The prognostic value of invasive electrophysiologic (EP) testing in asymptomatic Brugada Syndrome (BrS) patients remains controversial. Even though EP testing was recommended for the prognostication of asymptomatic BrS patients in the 2005 consensus statement on BrS¹, more recent guidelines have decreased the emphasis on invasive testing for risk stratification. The 2013 HRS/EHRA/APHRS consensus statement notes that there is no consensus on the prognostic value of EP testing, and the more recent 2017 AHA/ACC/HRS guidelines mention that invasive testing may be considered in risk stratification of asymptomatic patients. Specifically, the prognostic role of programmed ventricular stimulation (PVS) for evaluation of ventricular arrhythmia inducibility has shown inconsistent results.^{2, 3} However, EP testing with myocardial substrate mapping has recently shown interesting results for the assessment of arrhythmia inducibility. In 191 patients with BrS who underwent EP testing, arrhythmogenic substrate size was an independent predictor of inducibility, and substrate ablation prevented ventricular arrhythmia re-inducibility.⁴

In this issue of the Journal of Cardiovascular Electrophysiology , Letsas et. al suggest a potential role for high-density electroanatomic mapping (HDEAM) in the risk stratification of BrS patients. To this end, they characterize the differences in endocardial abnormalities in the right ventricular outflow tract (RVOT) among high-risk and asymptomatic BrS patients. Given that epicardial RVOT abnormalities are believed to be the arrhythmogenic substrate in BrS^{5, 6}, and given that endocardial unipolar HDEAM helps in the localization of epicardial abnormalities^{7, 8}, the authors aimed to evaluate the clinical significance of looking at abnormal endocardial substrate.

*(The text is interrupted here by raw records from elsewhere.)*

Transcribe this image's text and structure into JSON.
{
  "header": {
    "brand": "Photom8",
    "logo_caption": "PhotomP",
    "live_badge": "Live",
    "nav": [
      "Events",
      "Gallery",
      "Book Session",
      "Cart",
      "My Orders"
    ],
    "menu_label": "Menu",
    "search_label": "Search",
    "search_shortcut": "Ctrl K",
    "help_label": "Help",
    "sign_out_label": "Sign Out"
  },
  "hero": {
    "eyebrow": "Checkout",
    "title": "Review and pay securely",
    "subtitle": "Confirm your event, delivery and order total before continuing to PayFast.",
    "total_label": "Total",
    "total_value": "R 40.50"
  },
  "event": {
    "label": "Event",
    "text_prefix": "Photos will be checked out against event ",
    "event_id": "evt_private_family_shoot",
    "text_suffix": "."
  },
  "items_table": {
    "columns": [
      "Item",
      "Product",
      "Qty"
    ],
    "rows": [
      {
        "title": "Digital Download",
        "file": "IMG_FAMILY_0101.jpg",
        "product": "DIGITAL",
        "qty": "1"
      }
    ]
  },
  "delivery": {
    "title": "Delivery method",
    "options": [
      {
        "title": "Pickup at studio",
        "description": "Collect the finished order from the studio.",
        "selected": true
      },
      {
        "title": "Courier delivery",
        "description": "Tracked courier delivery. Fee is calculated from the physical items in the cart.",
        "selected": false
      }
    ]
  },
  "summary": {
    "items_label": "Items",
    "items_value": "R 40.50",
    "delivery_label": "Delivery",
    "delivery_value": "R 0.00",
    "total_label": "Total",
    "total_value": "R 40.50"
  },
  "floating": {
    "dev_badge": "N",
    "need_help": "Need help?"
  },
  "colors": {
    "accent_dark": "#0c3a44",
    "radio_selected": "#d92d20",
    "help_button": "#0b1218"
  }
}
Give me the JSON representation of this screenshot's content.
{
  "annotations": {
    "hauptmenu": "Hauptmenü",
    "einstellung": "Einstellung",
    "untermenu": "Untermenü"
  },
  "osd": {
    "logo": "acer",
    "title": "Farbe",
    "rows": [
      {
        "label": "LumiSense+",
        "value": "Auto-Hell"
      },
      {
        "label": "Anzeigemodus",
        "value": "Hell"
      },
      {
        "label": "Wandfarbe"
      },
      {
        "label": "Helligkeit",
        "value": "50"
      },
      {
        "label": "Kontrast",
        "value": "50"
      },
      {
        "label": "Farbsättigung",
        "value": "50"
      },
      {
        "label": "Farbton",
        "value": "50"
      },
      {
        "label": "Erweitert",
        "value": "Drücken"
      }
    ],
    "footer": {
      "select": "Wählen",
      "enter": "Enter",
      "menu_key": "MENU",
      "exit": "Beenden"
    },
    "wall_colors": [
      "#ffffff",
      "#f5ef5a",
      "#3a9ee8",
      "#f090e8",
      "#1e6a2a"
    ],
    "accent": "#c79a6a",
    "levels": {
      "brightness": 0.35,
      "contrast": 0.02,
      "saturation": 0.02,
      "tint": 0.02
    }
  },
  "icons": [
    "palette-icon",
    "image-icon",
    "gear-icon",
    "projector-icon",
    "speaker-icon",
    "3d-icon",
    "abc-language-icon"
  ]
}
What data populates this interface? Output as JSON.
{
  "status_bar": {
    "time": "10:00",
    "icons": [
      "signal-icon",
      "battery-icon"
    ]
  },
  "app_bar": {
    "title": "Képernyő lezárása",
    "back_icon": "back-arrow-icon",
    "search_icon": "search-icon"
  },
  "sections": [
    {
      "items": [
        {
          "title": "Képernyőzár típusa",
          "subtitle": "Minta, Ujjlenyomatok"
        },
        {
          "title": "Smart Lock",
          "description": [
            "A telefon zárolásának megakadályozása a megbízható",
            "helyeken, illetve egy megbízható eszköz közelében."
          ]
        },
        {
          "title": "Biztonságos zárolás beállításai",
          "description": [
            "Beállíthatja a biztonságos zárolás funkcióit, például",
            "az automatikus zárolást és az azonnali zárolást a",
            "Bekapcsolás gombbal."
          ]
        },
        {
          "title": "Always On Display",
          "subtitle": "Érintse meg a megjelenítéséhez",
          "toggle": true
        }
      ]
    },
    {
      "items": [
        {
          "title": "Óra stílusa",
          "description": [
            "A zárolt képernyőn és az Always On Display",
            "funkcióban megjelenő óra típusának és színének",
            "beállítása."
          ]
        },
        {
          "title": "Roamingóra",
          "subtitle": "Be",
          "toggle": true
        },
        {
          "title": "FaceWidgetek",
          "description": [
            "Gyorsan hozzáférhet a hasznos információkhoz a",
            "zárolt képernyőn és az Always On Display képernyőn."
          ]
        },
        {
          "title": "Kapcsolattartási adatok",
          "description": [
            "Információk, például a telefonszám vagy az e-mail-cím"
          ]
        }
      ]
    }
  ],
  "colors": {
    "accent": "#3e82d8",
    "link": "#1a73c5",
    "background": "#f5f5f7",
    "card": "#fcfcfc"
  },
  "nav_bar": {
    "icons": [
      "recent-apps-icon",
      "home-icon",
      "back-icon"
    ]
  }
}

In their retrospective analysis of prospectively collected data from 54 patients with BrS, fourteen symptomatic patients with aborted sudden cardiac death (SDC) underwent combined endocardial-epicardial HDEAM, while 40 asymptomatic patients underwent endocardial HDEAM. Comprehensive clinical evaluation and coronary angiography were performed to rule out structural heart disease and coronary artery disease, respectively. Unipolar and bipolar signals were recorded and the duration, amplitude, presence of multiple components and relation to surface QRS were analyzed. Abnormal endocardial findings were defined as low-voltage areas (LVAs) > 1cm² with unipolar signals < 5.3 mV. This value was based upon its 92.4% specificity and 86.3% sensitivity for the identification of epicardial bipolar LVAs < 1mV. Moreover, all patients underwent programmed ventricular stimulation (PVS) from the RV apex and/or RVOT sites. In all cases, the endocardial unipolar LVAs were found to be wider than endocardial bipolar LVAs, and the abnormalities were mostly detected on the anterior wall of the RVOT. Interestingly, endocardial unipolar LVAs were found colocalize with epicardial bipolar LVAs. Importantly, symptomatic patients displayed wider endocardial unipolar and bipolar LVAs in comparison to asymptomatic ones. Based on receiver operatic characteristic (ROC) analysis, the presence of unipolar LVAs > 14.5 cm² as well as that of bipolar LVAs > 3.68 cm² significantly discriminated symptomatic from asymptomatic individuals. Furthermore, all symptomatic patients and one fourth of the asymptomatic patients were inducible during PVS. Notably, wider areas of abnormal unipolar and bipolar signals were found in inducible patients compared to non-inducible ones.

The study is limited by the small number of high-risk patients and the differences in catheter types and methods used to characterize the abnormal substrates, given the retrospective nature of the study. These results show different endocardial findings during HDEAM in high-risk BrS patients compared to asymptomatic patients. Whether these findings can be leveraged to better risk stratify asymptomatic BrS patients need to be investigated in future larger prospective cohorts.